Os resultados do estudo vão na mesma linha de um outro levantamento, realizado pelo Observatório da Violência Política e Eleitoral da Unirio (Universidade Federal do Rio de Janeiro), que também apontou recorde de casos monitorados na imprensa nas eleições de 2024.
“A violência política se tornou um instrumento real para manter e obter privilégios políticos no Brasil, e há uma ausência de resposta do Estado como um todo. A partir dessa naturalização, os casos vêm crescendo”, diz Gisele Barbieri, coordenadora de incidência política da Terra de Direitos, que lembra que os casos são subnotificados.
Somam-se aos motivos para o aumento a proliferação de notícias falsas, ameaças e ofensas virtuais sem regulação e a expansão do crime organizado, seja no financiamento de campanhas ou na intimidação de agentes políticos. “Tivemos dificuldade em classificar casos no RJ ou na Amazônia, por exemplo, em que os dois âmbitos se misturam”, afirma Barbieri.
As ameaças correspondem a 40% dos casos deste ano, seguidas dos atentados (23%), que cresceram 42% em relação a 2020. A persistência desses ataques e dos assassinatos nos últimos anos indica que a violência extrema tem se tornado resposta cada vez mais comum nas disputas políticas, conclui o relatório.
Um dos episódios emblemáticos da última campanha foi o do prefeito de Taboão da Serra (Grande SP), José Aprígio da Silva (Podemos), atingido por um tiro no ombro dentro do carro oficial blindado. Ele recebeu alta um dia antes do segundo turno e chorou ao votar, mas não conseguiu se reeleger.
Para coletar os dados, as pesquisadoras fizeram uma varredura na internet utilizando a linguagem Python e palavras-chave, além de uma busca manual em redes sociais, jornais online e grandes portais de notícias.

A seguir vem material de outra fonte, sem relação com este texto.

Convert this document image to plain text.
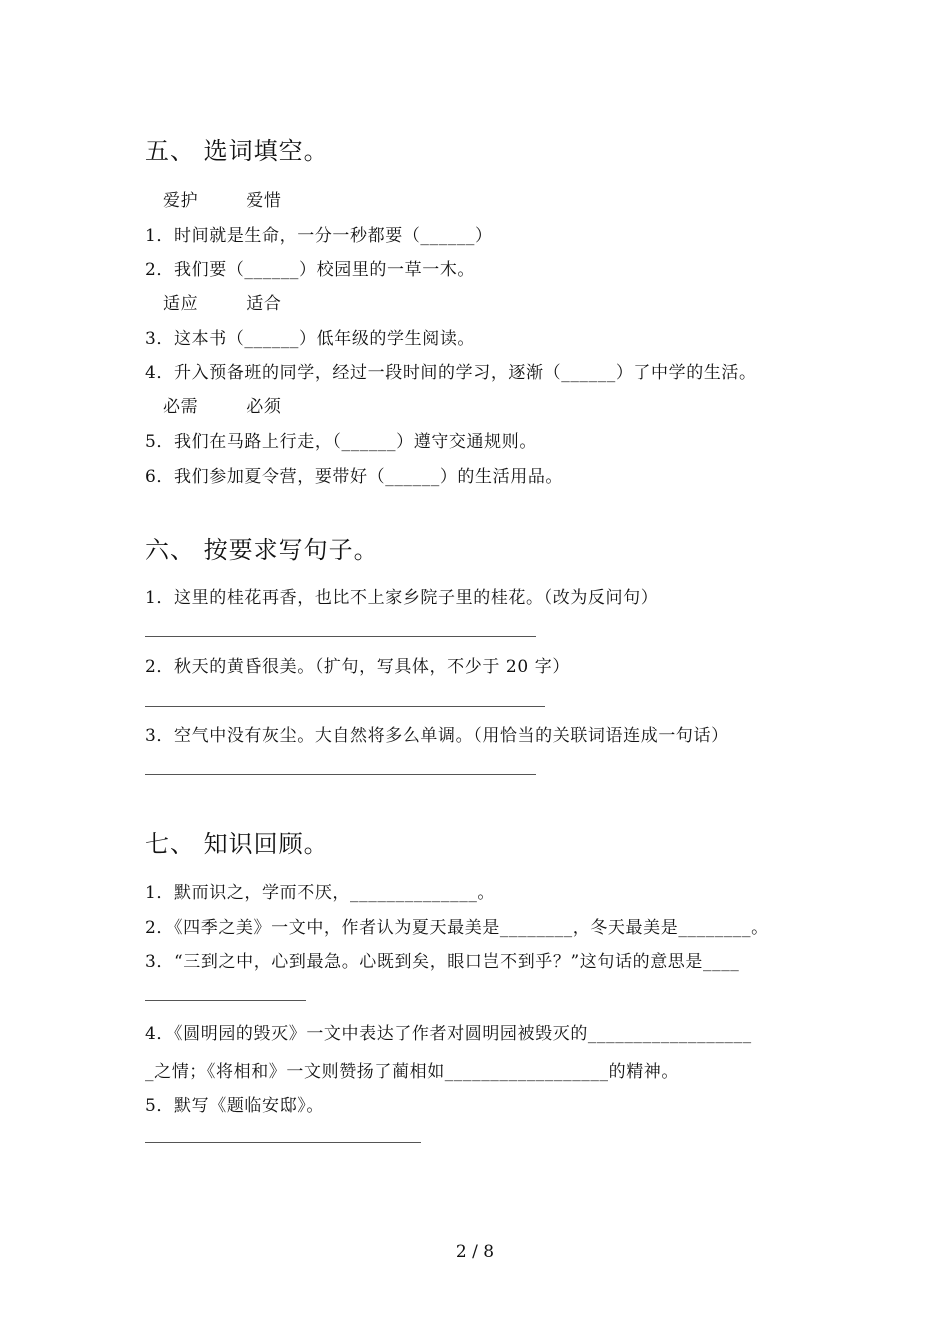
五、 选词填空。
爱护	爱惜
1．时间就是生命，一分一秒都要（______）
2．我们要（______）校园里的一草一木。
适应	适合
3．这本书（______）低年级的学生阅读。
4．升入预备班的同学，经过一段时间的学习，逐渐（______）了中学的生活。
必需	必须
5．我们在马路上行走，（______）遵守交通规则。
6．我们参加夏令营，要带好（______）的生活用品。
六、 按要求写句子。
1．这里的桂花再香，也比不上家乡院子里的桂花。（改为反问句）
2．秋天的黄昏很美。（扩句，写具体，不少于 20 字）
3．空气中没有灰尘。大自然将多么单调。（用恰当的关联词语连成一句话）
七、 知识回顾。
1．默而识之，学而不厌，______________。
2．《四季之美》一文中，作者认为夏天最美是________，冬天最美是________。
3．“三到之中，心到最急。心既到矣，眼口岂不到乎？”这句话的意思是____
4．《圆明园的毁灭》一文中表达了作者对圆明园被毁灭的__________________
_之情；《将相和》一文则赞扬了蔺相如__________________的精神。
5．默写《题临安邸》。
2 / 8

Depois, elas analisaram cada ocorrência para avaliar a presença de motivação política.
O relatório aponta um dado curioso: apesar de os vereadores normalmente serem os alvos mais comuns, no período eleitoral deste ano houve uma inversão, e prefeitos e vices se tornaram as principais vítimas (34%) —o que pode sinalizar alterações na dinâmica das disputas pelo Executivo local, mas requer mais estudos.
A violência também atinge representantes de todos os espectros políticos, de 25 dos 29 partidos, com PT e União Brasil no topo do ranking. Extrema direita, direita e centro direita se destacam por terem oito entre as dez legendas mais afetadas. Os casos de teor sexual, porém, afetam mais candidatas da esquerda.
As mulheres cis e transgênero, que foram 38% das vítimas, estão mais vulneráveis na internet e nos espaços de trabalho, enquanto homens são mais visados em ambientes externos, como em atividades de campanha. Elas sofrem mais ataques verbais, emocionais e psicológicos, e eles, agressões físicas.
Já no recorte por cor, as pessoas negras, apesar de estarem subrepresentadas no sistema político, são 44% das vítimas de violência política, proporção próxima à das pessoas brancas (52%), que estão super-representadas. “Há uma violência desproporcional contra esses grupos”, diz Gisele Barbieri.
O estudo deixa recomendações a quatro instituições para prevenir os ataques. Ao Legislativo, sugere programas de combate à violência, aperfeiçoamento de leis e segurança ampliada para políticos. À Justiça Eleitoral, propõe campanhas contra discursos de ódio e monitoramento de fake news.
Já ao sistema de Justiça, cita o apoio às vítimas, canais para denúncia e celeridade no julgamento dos casos. Por último, aos partidos políticos, orienta a criação de instâncias internas de denúncia e também a promoção de campanhas permanentes.